An entire cabin of passengers walked off a US Airways and I wasn't there to participate!! 


It wasn't because some over-zealous TSA agent tried to make the aviation industry safer by grabbing passengers' junk. 

It wasn't because a drunken passenger claimed that he had contracted the plague. 

It wasn't even because there were snakes on the plane. 


It was because Albert Rizzi, a blind man, and his guide dog Doxy were ejected from the flight. 


The attendants seated Mr. Rizzi last and in an area where Doxy couldn't lay under the seat. The attendant refused to change seats, even though there several empty seats, so another passenger volunteered to switch. 




After a two hour delay, Doxy got restless and stretched out a bit so half of her was under the seat in front and half under Mr. Rizzi seat. 



While still participating in the popular airline activity of "waiting on the tarmac", an eagle-eyed attendant insisted that Doxy get under the correct seat. Mr. Rizzi said he would squish Doxy under the correct seat when the flight was going to do something other than remain motionless. 

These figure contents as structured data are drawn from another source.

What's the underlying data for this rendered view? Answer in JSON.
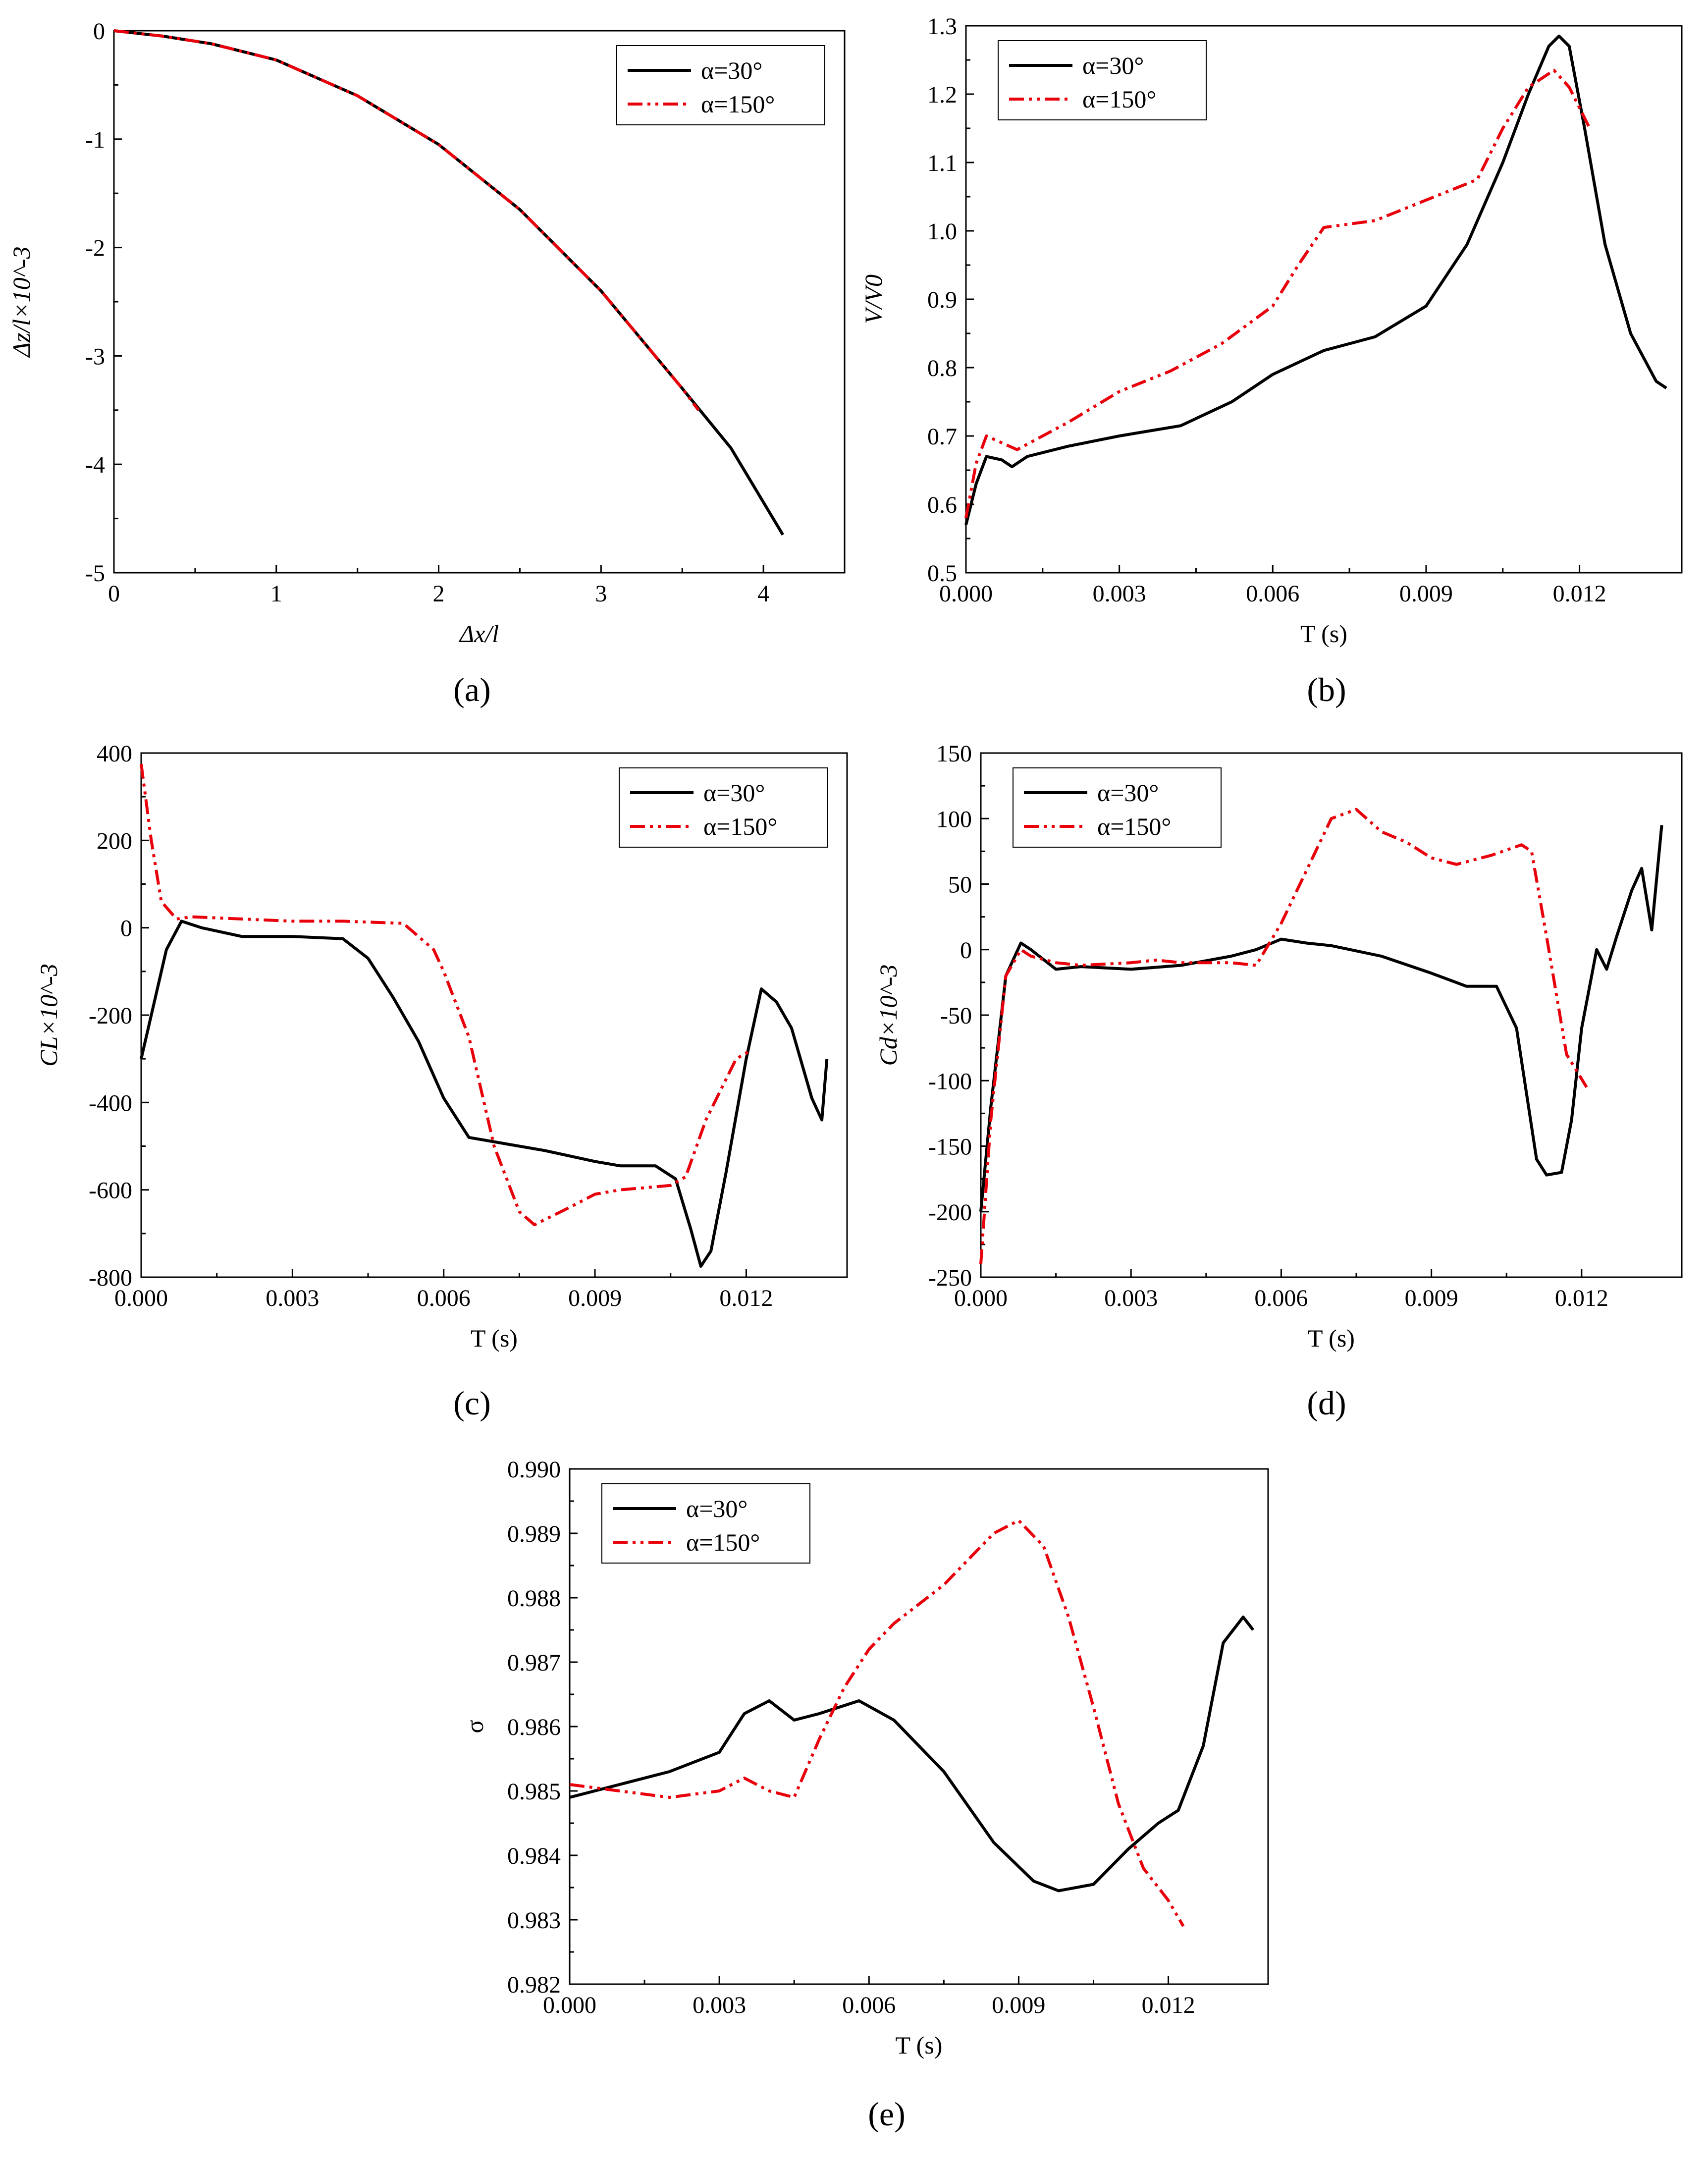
{
  "figure": {
    "panel_labels": [
      "(a)",
      "(b)",
      "(c)",
      "(d)",
      "(e)"
    ]
  },
  "chart_data": [
    {
      "id": "a",
      "panel_label": "(a)",
      "type": "line",
      "xlabel": "Δx/l",
      "ylabel": "Δz/l×10^-3",
      "xlim": [
        0,
        4.5
      ],
      "ylim": [
        -5,
        0
      ],
      "xticks": [
        0,
        1,
        2,
        3,
        4
      ],
      "xtick_labels": [
        "0",
        "1",
        "2",
        "3",
        "4"
      ],
      "yticks": [
        0,
        -1,
        -2,
        -3,
        -4,
        -5
      ],
      "ytick_labels": [
        "0",
        "-1",
        "-2",
        "-3",
        "-4",
        "-5"
      ],
      "legend_position": "top-right",
      "series": [
        {
          "name": "α=30°",
          "color": "#000000",
          "dash": "solid",
          "x": [
            0,
            0.3,
            0.6,
            1.0,
            1.5,
            2.0,
            2.5,
            3.0,
            3.5,
            3.8,
            4.12
          ],
          "y": [
            0,
            -0.05,
            -0.12,
            -0.27,
            -0.6,
            -1.05,
            -1.65,
            -2.4,
            -3.3,
            -3.85,
            -4.65
          ]
        },
        {
          "name": "α=150°",
          "color": "#e8000b",
          "dash": "dashdotdot",
          "x": [
            0,
            0.3,
            0.6,
            1.0,
            1.5,
            2.0,
            2.5,
            3.0,
            3.5,
            3.6
          ],
          "y": [
            0,
            -0.05,
            -0.12,
            -0.27,
            -0.6,
            -1.05,
            -1.65,
            -2.4,
            -3.3,
            -3.5
          ]
        }
      ]
    },
    {
      "id": "b",
      "panel_label": "(b)",
      "type": "line",
      "xlabel": "T (s)",
      "ylabel": "V/V0",
      "xlim": [
        0,
        0.014
      ],
      "ylim": [
        0.5,
        1.3
      ],
      "xticks": [
        0,
        0.003,
        0.006,
        0.009,
        0.012
      ],
      "xtick_labels": [
        "0.000",
        "0.003",
        "0.006",
        "0.009",
        "0.012"
      ],
      "yticks": [
        0.5,
        0.6,
        0.7,
        0.8,
        0.9,
        1.0,
        1.1,
        1.2,
        1.3
      ],
      "ytick_labels": [
        "0.5",
        "0.6",
        "0.7",
        "0.8",
        "0.9",
        "1.0",
        "1.1",
        "1.2",
        "1.3"
      ],
      "legend_position": "top-left",
      "series": [
        {
          "name": "α=30°",
          "color": "#000000",
          "dash": "solid",
          "x": [
            0,
            0.0002,
            0.0004,
            0.0007,
            0.0009,
            0.0012,
            0.002,
            0.003,
            0.0042,
            0.0052,
            0.006,
            0.007,
            0.008,
            0.009,
            0.0098,
            0.0105,
            0.011,
            0.0114,
            0.0116,
            0.0118,
            0.0121,
            0.0125,
            0.013,
            0.0135,
            0.0137
          ],
          "y": [
            0.57,
            0.63,
            0.67,
            0.665,
            0.655,
            0.67,
            0.685,
            0.7,
            0.715,
            0.75,
            0.79,
            0.825,
            0.845,
            0.89,
            0.98,
            1.1,
            1.2,
            1.27,
            1.285,
            1.27,
            1.15,
            0.98,
            0.85,
            0.78,
            0.77
          ]
        },
        {
          "name": "α=150°",
          "color": "#e8000b",
          "dash": "dashdotdot",
          "x": [
            0,
            0.0002,
            0.0004,
            0.0007,
            0.001,
            0.002,
            0.003,
            0.004,
            0.005,
            0.006,
            0.0065,
            0.007,
            0.008,
            0.009,
            0.01,
            0.0105,
            0.011,
            0.0115,
            0.0118,
            0.0122
          ],
          "y": [
            0.58,
            0.66,
            0.7,
            0.69,
            0.68,
            0.72,
            0.765,
            0.795,
            0.835,
            0.89,
            0.95,
            1.005,
            1.015,
            1.045,
            1.075,
            1.15,
            1.21,
            1.235,
            1.21,
            1.15
          ]
        }
      ]
    },
    {
      "id": "c",
      "panel_label": "(c)",
      "type": "line",
      "xlabel": "T (s)",
      "ylabel": "CL×10^-3",
      "xlim": [
        0,
        0.014
      ],
      "ylim": [
        -800,
        400
      ],
      "xticks": [
        0,
        0.003,
        0.006,
        0.009,
        0.012
      ],
      "xtick_labels": [
        "0.000",
        "0.003",
        "0.006",
        "0.009",
        "0.012"
      ],
      "yticks": [
        400,
        200,
        0,
        -200,
        -400,
        -600,
        -800
      ],
      "ytick_labels": [
        "400",
        "200",
        "0",
        "-200",
        "-400",
        "-600",
        "-800"
      ],
      "legend_position": "top-right",
      "series": [
        {
          "name": "α=30°",
          "color": "#000000",
          "dash": "solid",
          "x": [
            0,
            0.0002,
            0.0005,
            0.0008,
            0.0012,
            0.002,
            0.003,
            0.004,
            0.0045,
            0.005,
            0.0055,
            0.006,
            0.0065,
            0.007,
            0.008,
            0.009,
            0.0095,
            0.0102,
            0.0106,
            0.0109,
            0.0111,
            0.0113,
            0.0116,
            0.012,
            0.0123,
            0.0126,
            0.0129,
            0.0133,
            0.0135,
            0.0136
          ],
          "y": [
            -300,
            -200,
            -50,
            15,
            0,
            -20,
            -20,
            -25,
            -70,
            -160,
            -260,
            -390,
            -480,
            -490,
            -510,
            -535,
            -545,
            -545,
            -575,
            -690,
            -775,
            -740,
            -560,
            -300,
            -140,
            -170,
            -230,
            -390,
            -440,
            -300
          ]
        },
        {
          "name": "α=150°",
          "color": "#e8000b",
          "dash": "dashdotdot",
          "x": [
            0,
            0.0002,
            0.0004,
            0.0007,
            0.001,
            0.002,
            0.003,
            0.004,
            0.0052,
            0.0058,
            0.006,
            0.0065,
            0.007,
            0.0075,
            0.0078,
            0.0085,
            0.009,
            0.0095,
            0.01,
            0.0105,
            0.0108,
            0.0112,
            0.0118,
            0.0121
          ],
          "y": [
            375,
            200,
            60,
            20,
            25,
            20,
            15,
            15,
            10,
            -50,
            -100,
            -250,
            -500,
            -650,
            -680,
            -640,
            -610,
            -600,
            -595,
            -590,
            -570,
            -440,
            -300,
            -280
          ]
        }
      ]
    },
    {
      "id": "d",
      "panel_label": "(d)",
      "type": "line",
      "xlabel": "T (s)",
      "ylabel": "Cd×10^-3",
      "xlim": [
        0,
        0.014
      ],
      "ylim": [
        -250,
        150
      ],
      "xticks": [
        0,
        0.003,
        0.006,
        0.009,
        0.012
      ],
      "xtick_labels": [
        "0.000",
        "0.003",
        "0.006",
        "0.009",
        "0.012"
      ],
      "yticks": [
        150,
        100,
        50,
        0,
        -50,
        -100,
        -150,
        -200,
        -250
      ],
      "ytick_labels": [
        "150",
        "100",
        "50",
        "0",
        "-50",
        "-100",
        "-150",
        "-200",
        "-250"
      ],
      "legend_position": "top-left",
      "series": [
        {
          "name": "α=30°",
          "color": "#000000",
          "dash": "solid",
          "x": [
            0,
            0.0002,
            0.0005,
            0.0008,
            0.001,
            0.0015,
            0.002,
            0.003,
            0.004,
            0.005,
            0.0055,
            0.006,
            0.0065,
            0.007,
            0.008,
            0.009,
            0.0097,
            0.0103,
            0.0107,
            0.0109,
            0.0111,
            0.0113,
            0.0116,
            0.0118,
            0.012,
            0.0123,
            0.0125,
            0.0127,
            0.013,
            0.0132,
            0.0134,
            0.0136
          ],
          "y": [
            -200,
            -120,
            -20,
            5,
            0,
            -15,
            -13,
            -15,
            -12,
            -5,
            0,
            8,
            5,
            3,
            -5,
            -18,
            -28,
            -28,
            -60,
            -110,
            -160,
            -172,
            -170,
            -130,
            -60,
            0,
            -15,
            10,
            45,
            62,
            15,
            95
          ]
        },
        {
          "name": "α=150°",
          "color": "#e8000b",
          "dash": "dashdotdot",
          "x": [
            0,
            0.0002,
            0.0005,
            0.0008,
            0.001,
            0.0015,
            0.002,
            0.003,
            0.0035,
            0.004,
            0.005,
            0.0055,
            0.006,
            0.0065,
            0.007,
            0.0075,
            0.008,
            0.0085,
            0.009,
            0.0095,
            0.0102,
            0.0108,
            0.011,
            0.0113,
            0.0117,
            0.0121
          ],
          "y": [
            -240,
            -130,
            -20,
            0,
            -5,
            -10,
            -12,
            -10,
            -8,
            -10,
            -10,
            -12,
            20,
            60,
            100,
            107,
            90,
            82,
            70,
            65,
            72,
            80,
            75,
            10,
            -80,
            -105
          ]
        }
      ]
    },
    {
      "id": "e",
      "panel_label": "(e)",
      "type": "line",
      "xlabel": "T (s)",
      "ylabel": "σ",
      "xlim": [
        0,
        0.014
      ],
      "ylim": [
        0.982,
        0.99
      ],
      "xticks": [
        0,
        0.003,
        0.006,
        0.009,
        0.012
      ],
      "xtick_labels": [
        "0.000",
        "0.003",
        "0.006",
        "0.009",
        "0.012"
      ],
      "yticks": [
        0.982,
        0.983,
        0.984,
        0.985,
        0.986,
        0.987,
        0.988,
        0.989,
        0.99
      ],
      "ytick_labels": [
        "0.982",
        "0.983",
        "0.984",
        "0.985",
        "0.986",
        "0.987",
        "0.988",
        "0.989",
        "0.990"
      ],
      "legend_position": "top-left",
      "series": [
        {
          "name": "α=30°",
          "color": "#000000",
          "dash": "solid",
          "x": [
            0,
            0.001,
            0.002,
            0.003,
            0.0035,
            0.004,
            0.0045,
            0.005,
            0.0058,
            0.0065,
            0.0075,
            0.0085,
            0.0093,
            0.0098,
            0.0105,
            0.0112,
            0.0118,
            0.0122,
            0.0127,
            0.0131,
            0.0135,
            0.0137
          ],
          "y": [
            0.9849,
            0.9851,
            0.9853,
            0.9856,
            0.9862,
            0.9864,
            0.9861,
            0.9862,
            0.9864,
            0.9861,
            0.9853,
            0.9842,
            0.9836,
            0.98345,
            0.98355,
            0.9841,
            0.9845,
            0.9847,
            0.9857,
            0.9873,
            0.9877,
            0.9875
          ]
        },
        {
          "name": "α=150°",
          "color": "#e8000b",
          "dash": "dashdotdot",
          "x": [
            0,
            0.001,
            0.002,
            0.003,
            0.0035,
            0.004,
            0.0045,
            0.005,
            0.0055,
            0.006,
            0.0065,
            0.007,
            0.0075,
            0.008,
            0.0085,
            0.009,
            0.0095,
            0.01,
            0.0105,
            0.011,
            0.0115,
            0.012,
            0.0123
          ],
          "y": [
            0.9851,
            0.985,
            0.9849,
            0.985,
            0.9852,
            0.985,
            0.9849,
            0.9858,
            0.9866,
            0.9872,
            0.9876,
            0.9879,
            0.9882,
            0.9886,
            0.989,
            0.9892,
            0.9888,
            0.9877,
            0.9863,
            0.9848,
            0.9838,
            0.9833,
            0.9829
          ]
        }
      ]
    }
  ]
}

The attendant demanded he comply immediately.  Mr. Rizzi used some colorful language during the exchange while Doxy calmly remained under the seats. The flight crew decided to remove the pair. 



Evidently the other passengers disagreed and staged a coup demanding that Mr. Rizzi and Doxy be returned while the abrasive flight attendant be removed. 




Eventually, the passengers ended up refusing to fly and were bussed to their destination along with Mr. Rizzi and Doxy.




The VA, per their website, does not provide service dogs for mental health conditions, including PTSD.



Research is underway to better understand if dogs can provide a disability service for persons with PTSD. VA has started a research study to determine if there are things a dog can do for a Veteran with PTSD that would qualify the animal as a Service Dog for PTSD. The study is expected to take several years to complete. The National Center for PTSD is not involved in this study, but we will provide results when they become available.





I think the Department of Defense has created enough vets with PTSD that the VA might want to pick up the pace a bit.


Fortunately there a several outside groups trying to fill the needs made by the VA's inability to get anything done. 


This is a clip that shows a service dog calming down a his owner who has Asperger's syndrome. 


Imagine if all people who struggle had a companion like this awesome dog AND imagine if all shelter and abandoned dogs had an awesome place to be and an awesome job to do!